Die Zahl der verschossenen Elfmeter könnte auch einfach Zufall gewesen sein. Denn selbst wenn jeder Schuss mit einer Wahrscheinlichkeit von 74,25 % verwandelt wird, wie Herr Storbeck aus einer Arbeit von Thomas Dohmen zitiert, hat ein Verschießen von mindestens drei aus sechs Schüssen eine Wahrscheinlichkeit von 18,15 % und von genau drei von 13,98 % (dass alle sechs Schüsse daneben gehen, hat dann jedoch eine Wahrscheinlichkeit von nur 0,03 %). Was nur das Elfmeterschießen am Ende angeht, bei dem der FC Bayern bei zwei von fünf Gelegenheiten nicht traf, so beträgt die Wahrscheinlichkeit genau dafür 27,14 % (wenn jeder einzelne Schuss mit denselben 74,25 % Wahrscheinlichkeit in den Kasten geht und die Ereignisse unabhängig voneinander sind) und für mindestens zwei Fehlschüsse 38,30 %.

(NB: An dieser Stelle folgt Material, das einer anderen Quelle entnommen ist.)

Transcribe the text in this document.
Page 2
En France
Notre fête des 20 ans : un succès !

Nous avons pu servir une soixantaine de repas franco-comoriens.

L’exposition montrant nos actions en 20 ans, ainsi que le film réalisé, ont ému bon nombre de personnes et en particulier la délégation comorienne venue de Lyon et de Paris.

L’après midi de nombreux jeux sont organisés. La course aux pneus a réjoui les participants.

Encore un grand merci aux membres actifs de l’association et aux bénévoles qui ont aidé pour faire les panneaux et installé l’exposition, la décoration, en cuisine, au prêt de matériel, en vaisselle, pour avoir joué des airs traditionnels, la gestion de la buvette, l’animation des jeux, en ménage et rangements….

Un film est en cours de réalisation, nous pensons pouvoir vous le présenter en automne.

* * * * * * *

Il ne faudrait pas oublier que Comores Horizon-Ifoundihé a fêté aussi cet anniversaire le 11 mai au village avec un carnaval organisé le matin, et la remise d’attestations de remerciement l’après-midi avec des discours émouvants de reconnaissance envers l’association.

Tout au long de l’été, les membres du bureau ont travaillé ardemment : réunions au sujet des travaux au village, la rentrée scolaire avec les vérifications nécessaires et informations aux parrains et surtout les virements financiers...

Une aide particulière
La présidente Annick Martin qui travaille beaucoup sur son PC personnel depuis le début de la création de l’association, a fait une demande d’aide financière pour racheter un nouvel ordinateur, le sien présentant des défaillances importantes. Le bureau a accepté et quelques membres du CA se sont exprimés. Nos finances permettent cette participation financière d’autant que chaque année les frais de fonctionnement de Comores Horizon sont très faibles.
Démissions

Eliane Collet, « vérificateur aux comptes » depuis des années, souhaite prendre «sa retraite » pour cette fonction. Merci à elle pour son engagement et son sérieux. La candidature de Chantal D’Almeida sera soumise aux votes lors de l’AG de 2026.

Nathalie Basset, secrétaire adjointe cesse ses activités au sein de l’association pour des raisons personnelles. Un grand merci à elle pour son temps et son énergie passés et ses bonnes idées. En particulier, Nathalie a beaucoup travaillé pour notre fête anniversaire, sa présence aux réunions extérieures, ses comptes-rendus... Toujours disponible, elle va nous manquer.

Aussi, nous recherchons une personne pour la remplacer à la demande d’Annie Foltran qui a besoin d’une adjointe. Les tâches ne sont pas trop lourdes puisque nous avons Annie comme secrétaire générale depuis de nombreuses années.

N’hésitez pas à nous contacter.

Schließlich ist das Elfmeterschießen ein besonders zufallsträchtiger Teil des Fußballspiels. Man würde gar nicht unbedingt erwarten, dass die teurere Mannschaft hier besser ist. Um die Erklärung seiner eigenen (falschen) Prognose wirklich wegzuerklären, müsste Herr Storbeck also zeigen, warum es überhaupt zur Entscheidung durchs Elfmeterschießen kam und der FC Bayern München nicht schon vorher im normalen Spiel gewinnen konnte, obwohl er doch über die teureren und deshalb zumindest aus Sicht des Marktes besseren Spieler verfügt.